At Bolands Mill, it seems, Éamon de Valera decided against reinforcing the rebels around Mount Street Bridge, because he expected an assault on his own position; gradually there were casualties, as described by Thomas Walsh. “During the latter fight Paddy Doyle would say, ‘Boys, isn’t this a great day for Ireland?’ and little sentences like this. He was very proud to live to see such a day.

“After some time Paddy was not saying anything. Jim spoke to him and got no reply. He pulled him by the coat, and he fell over into his arms. He was shot through the head.”

Shortly after that another Volunteer, Dick Murphy, was shot dead. Low on manpower, the rebels turned to the dressmaker’s model that Thomas Walsh had found in the house.

“We put a coat on this and put it in front of the window (about six feet back in the room), and what a peppering this poor innocent thing got. It was riddled, but drew a lot of fire from our heads.”

Dead and wounded littered the road. Occasionally civilians attempted to escape the fighting. “During the lull in the firing, while the cleaning-up process was on, an old man rushed from Percy Lane and was fired on from under the wall of the canal and fell dead. I heard after that he was an old German living in the neighbourhood.”

Gradually, newly arrived grenades and a machine gun began to turn the tide in favour of the government troops.

In No 25 Michael Malone was killed; Jimmy Grace escaped. The schools were over-run. At Clanwilliam House Walsh and the other rebels’ ammunition ran dry.

“The house was smouldering in several places; the smoke and fumes were shocking. It was now about an hour before dark. We realised that we could stay no longer, and prepared to leave. While doing so, poor [George] Reynolds stood up on the drawing-room landing to fire the last shot. Whether he got his man or not we did not know, but he fell dead in our midst.”

Walsh had no regrets about his role. “The casualties were so great that I, at one time, thought we had accounted for the whole British army in Ireland. What a thought! What joy! What a day! But a lot of their losses was their own fault. They made for sitting ducks for amateur riflemen. But they were brave men and, I must say, clean fighters.”

Deciding to escape, he and the other surviving rebels made their way to the basement, from where they climbed through a window and made their way over walls and through lanes.

“There was a house with an open door, and we went into the hall, where we met a girl and asked her to give us a coat or overcoat to put over our uniforms.

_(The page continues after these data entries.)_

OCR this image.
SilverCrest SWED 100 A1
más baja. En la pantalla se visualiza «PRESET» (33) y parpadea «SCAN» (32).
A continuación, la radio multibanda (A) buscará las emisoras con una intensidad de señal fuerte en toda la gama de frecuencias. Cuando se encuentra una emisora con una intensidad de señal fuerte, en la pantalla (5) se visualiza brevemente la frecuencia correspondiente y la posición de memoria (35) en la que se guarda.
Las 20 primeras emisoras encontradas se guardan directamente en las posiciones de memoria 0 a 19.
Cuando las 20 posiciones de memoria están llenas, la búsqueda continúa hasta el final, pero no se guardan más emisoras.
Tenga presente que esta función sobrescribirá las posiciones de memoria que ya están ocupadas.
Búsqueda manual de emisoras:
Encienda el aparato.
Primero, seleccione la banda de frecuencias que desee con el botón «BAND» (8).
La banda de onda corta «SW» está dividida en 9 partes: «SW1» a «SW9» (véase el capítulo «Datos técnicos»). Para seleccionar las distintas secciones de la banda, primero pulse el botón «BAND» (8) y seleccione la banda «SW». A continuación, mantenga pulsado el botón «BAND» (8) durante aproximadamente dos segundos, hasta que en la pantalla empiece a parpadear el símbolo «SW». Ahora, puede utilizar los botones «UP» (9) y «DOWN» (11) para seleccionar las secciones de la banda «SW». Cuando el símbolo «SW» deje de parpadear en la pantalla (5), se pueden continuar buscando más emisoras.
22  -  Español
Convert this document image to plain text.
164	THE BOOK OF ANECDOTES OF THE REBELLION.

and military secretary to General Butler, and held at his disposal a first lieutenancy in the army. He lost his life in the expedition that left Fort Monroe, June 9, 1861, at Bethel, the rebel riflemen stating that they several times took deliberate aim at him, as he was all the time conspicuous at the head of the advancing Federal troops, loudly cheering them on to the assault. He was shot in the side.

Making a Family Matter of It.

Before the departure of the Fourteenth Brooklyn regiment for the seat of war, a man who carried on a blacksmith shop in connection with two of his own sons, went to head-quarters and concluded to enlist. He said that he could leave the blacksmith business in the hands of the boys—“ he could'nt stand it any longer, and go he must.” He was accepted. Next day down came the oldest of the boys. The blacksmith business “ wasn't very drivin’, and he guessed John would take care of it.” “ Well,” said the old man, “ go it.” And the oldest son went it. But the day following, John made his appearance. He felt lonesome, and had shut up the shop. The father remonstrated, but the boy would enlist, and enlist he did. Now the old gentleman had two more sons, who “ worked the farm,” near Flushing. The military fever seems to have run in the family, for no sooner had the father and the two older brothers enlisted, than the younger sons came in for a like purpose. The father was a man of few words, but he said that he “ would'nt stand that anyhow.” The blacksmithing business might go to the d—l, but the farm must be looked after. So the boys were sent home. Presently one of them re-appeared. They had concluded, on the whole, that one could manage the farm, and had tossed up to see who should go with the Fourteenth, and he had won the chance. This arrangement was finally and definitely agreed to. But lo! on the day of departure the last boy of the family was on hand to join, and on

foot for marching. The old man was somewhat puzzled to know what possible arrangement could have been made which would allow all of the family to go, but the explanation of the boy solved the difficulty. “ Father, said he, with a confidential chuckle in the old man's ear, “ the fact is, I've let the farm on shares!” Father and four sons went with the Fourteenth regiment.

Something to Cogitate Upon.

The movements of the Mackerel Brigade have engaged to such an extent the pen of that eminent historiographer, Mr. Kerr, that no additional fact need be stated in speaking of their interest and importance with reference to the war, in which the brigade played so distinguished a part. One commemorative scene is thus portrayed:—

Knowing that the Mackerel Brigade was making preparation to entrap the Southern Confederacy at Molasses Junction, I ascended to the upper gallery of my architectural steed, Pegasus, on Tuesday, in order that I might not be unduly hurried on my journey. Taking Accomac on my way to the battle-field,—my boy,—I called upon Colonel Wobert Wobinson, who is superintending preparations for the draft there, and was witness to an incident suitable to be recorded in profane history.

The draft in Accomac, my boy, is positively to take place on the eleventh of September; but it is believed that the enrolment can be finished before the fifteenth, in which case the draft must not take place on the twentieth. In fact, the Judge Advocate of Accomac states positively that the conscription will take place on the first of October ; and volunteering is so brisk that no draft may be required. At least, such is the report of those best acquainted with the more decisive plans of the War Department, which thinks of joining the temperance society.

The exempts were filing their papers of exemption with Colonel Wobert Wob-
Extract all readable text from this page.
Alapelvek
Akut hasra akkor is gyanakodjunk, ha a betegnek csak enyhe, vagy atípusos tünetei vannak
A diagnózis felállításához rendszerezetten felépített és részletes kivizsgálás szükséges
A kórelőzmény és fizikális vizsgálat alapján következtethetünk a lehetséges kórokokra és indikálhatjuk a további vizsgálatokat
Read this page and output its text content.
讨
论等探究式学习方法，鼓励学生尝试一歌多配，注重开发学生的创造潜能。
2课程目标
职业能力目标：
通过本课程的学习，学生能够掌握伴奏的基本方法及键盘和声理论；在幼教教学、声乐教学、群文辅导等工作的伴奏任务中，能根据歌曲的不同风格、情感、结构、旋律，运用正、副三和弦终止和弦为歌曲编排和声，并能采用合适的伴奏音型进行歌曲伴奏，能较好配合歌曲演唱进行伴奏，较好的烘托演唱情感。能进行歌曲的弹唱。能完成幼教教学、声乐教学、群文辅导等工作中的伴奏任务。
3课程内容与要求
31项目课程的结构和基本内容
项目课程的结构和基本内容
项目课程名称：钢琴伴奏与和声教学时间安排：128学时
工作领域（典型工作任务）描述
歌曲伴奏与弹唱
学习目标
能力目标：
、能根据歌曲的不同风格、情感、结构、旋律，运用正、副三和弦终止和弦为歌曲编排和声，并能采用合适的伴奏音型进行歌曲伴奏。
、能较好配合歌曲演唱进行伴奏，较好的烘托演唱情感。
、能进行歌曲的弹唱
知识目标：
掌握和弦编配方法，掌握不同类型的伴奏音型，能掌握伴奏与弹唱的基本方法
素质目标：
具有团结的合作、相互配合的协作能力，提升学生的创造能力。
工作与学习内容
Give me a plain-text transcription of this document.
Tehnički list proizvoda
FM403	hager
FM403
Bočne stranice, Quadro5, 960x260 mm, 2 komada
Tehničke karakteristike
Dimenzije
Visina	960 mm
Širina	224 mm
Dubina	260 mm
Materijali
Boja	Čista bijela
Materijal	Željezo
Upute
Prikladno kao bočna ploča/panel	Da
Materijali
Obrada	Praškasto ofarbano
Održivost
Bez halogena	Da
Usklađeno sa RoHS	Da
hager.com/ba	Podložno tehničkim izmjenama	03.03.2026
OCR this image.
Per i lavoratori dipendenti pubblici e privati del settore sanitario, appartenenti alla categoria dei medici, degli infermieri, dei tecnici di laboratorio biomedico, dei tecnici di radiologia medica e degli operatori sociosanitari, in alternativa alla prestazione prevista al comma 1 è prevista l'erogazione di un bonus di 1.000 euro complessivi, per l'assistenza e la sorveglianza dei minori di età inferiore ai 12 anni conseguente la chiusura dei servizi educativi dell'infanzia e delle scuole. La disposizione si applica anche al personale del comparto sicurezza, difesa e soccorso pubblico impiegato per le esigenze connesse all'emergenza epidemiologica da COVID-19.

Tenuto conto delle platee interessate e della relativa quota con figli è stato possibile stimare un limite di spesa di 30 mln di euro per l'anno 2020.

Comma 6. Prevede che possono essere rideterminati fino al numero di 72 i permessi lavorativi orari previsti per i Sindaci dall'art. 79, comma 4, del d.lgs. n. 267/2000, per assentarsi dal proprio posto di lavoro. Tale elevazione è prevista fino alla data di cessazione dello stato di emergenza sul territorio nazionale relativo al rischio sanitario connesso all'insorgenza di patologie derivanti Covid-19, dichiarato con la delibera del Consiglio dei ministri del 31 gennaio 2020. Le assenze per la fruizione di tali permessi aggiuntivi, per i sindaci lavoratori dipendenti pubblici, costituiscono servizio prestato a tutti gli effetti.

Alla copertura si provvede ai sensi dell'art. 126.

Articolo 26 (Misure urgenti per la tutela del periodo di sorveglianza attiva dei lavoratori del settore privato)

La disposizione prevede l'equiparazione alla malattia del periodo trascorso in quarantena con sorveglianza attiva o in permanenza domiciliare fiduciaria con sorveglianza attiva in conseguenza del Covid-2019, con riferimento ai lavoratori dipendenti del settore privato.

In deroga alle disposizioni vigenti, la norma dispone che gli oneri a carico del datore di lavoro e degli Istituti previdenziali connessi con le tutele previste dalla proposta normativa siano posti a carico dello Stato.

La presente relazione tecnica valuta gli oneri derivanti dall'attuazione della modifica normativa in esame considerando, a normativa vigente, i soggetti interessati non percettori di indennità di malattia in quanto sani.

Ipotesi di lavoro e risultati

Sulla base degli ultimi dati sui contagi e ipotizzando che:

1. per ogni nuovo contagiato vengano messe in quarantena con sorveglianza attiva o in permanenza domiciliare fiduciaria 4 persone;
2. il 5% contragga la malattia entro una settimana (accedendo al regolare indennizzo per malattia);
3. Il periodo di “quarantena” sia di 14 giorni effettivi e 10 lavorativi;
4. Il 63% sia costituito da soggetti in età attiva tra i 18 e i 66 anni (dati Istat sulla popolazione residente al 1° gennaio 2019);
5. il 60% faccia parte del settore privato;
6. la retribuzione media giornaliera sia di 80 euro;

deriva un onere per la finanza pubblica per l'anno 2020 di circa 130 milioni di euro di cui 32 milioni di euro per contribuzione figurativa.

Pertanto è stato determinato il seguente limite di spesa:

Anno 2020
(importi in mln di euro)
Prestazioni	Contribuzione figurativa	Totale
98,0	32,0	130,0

“She called to the mother and told her there were Volunteers at the door who wanted a change of clothing. The mother shouted down to her, ‘Put them out, put them out, we will all be shot.’ We did not trouble them further.”

Farther along their journey they met resistance from locals. “The ‘soldiers’ wives’ had a lot of choice names for us, but our revolvers had a rather quietening effect.”

They received clothes and food from other locals, before eventually being given shelter and a meal at a factory on Baggot Street, where they settled in the for the night. (It would be the beginning of a lengthy period on the run. It was November when Thomas and James Walsh returned to their parents' home, where they stayed indoors until December. With the release of the rebels from the internment camp at Frongoch that month, the Walshes finally concluded that it was time that they were "released" too.)

Back on Lower Mount Street the Sherwood Foresters’ commanding officer, Col Maconchy, arrived to survey the scene. He was met by cheering crowds. In total, though, 230 British troops had been killed or wounded in the battle.

With the rebellion now going into its fourth day, Gen Sir John Maxwell was sent from London with strict instructions to suppress the Rising.